Resilient Data Futures
ClaimC-0034draft

Content addressing makes "my data is lost" a testable rather than unfalsifiable defense

§8.22026-05-033 out · 1 in

The architectural shift from trust-based to verification-based compliance also eliminates a category of unfalsifiable defense against misconduct allegations.

In 2012, Erasmus University concluded it had no confidence in the scientific integrity of social psychologist Dirk Smeesters' published work, and its 2014 final report formally found misconduct across seven papers. When asked to produce raw data supporting his published results, Smeesters responded that his home computer had crashed and that selectively discarding data was nothing out of the ordinary in his field and his department (S-0115).

The "my data is lost" defense is credible only in an architecture that cannot distinguish lost data from data that never existed in the form reported. Under content-addressed deposit at the point of collection, the hashes and signatures either resolve against the original attestation or they do not. Data loss becomes a testable claim rather than an unfalsifiable one.

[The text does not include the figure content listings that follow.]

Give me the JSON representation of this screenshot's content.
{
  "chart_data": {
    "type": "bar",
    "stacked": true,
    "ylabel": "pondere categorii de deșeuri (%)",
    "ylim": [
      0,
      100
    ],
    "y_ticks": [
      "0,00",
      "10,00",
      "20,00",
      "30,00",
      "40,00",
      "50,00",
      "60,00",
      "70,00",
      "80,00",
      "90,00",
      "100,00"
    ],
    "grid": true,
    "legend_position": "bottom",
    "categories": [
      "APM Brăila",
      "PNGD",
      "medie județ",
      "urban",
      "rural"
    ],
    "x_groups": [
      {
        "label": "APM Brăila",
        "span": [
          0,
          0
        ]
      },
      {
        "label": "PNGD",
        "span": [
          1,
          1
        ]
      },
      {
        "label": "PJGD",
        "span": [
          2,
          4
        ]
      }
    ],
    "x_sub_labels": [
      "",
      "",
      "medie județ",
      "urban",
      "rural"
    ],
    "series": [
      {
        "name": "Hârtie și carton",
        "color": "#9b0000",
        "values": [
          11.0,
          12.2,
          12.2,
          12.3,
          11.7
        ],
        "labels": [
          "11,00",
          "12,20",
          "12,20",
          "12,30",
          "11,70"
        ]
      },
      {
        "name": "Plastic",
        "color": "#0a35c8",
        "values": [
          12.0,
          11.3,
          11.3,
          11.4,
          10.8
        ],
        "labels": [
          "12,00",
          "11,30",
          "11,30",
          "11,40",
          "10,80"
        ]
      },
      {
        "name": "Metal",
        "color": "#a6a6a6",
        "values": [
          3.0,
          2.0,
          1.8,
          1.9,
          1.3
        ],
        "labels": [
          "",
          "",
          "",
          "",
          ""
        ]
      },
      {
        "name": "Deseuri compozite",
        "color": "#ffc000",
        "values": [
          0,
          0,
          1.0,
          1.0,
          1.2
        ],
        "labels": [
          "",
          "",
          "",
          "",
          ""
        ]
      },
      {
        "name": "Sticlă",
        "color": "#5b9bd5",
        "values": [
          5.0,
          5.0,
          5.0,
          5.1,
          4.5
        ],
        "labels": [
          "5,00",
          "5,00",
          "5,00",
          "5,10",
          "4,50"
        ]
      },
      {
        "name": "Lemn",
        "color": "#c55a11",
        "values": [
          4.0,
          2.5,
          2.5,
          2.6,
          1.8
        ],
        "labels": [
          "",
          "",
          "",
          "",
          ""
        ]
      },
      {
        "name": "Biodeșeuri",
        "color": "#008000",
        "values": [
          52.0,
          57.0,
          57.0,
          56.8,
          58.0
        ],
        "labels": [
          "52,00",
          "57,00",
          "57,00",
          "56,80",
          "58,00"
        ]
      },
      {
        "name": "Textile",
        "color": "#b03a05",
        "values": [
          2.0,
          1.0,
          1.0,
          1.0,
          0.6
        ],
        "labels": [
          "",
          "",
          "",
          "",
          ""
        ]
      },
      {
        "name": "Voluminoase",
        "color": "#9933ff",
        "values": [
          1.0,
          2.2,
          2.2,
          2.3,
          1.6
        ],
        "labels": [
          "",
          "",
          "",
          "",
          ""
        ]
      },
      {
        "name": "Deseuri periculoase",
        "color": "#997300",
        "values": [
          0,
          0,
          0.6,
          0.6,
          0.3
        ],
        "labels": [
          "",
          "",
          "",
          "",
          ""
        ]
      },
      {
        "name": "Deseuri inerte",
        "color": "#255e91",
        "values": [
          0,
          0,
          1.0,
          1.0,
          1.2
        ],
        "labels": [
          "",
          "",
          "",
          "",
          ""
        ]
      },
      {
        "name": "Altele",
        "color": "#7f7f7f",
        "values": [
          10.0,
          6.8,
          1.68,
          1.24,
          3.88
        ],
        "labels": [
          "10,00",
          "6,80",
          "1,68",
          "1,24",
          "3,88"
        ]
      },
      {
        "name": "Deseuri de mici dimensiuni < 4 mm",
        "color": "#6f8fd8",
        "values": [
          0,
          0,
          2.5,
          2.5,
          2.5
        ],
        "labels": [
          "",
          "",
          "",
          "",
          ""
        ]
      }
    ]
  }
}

The reckless-disregard theory developed in §5.4 (C-0025) applies with particular force to institutions in which this category of defense is still structurally available, because the absence of verification infrastructure is precisely what makes the defense possible. An institution that has deployed Tier 3 architecture and the integrity-attestation layer at deposit can establish, post hoc, whether claimed data ever existed in the form reported. An institution operating on Tier 0 architecture cannot.

The architectural reading: integrity attestation at deposit is not just preservation infrastructure. It is forensic infrastructure, and it changes the evidentiary landscape under which research-misconduct cases are litigated.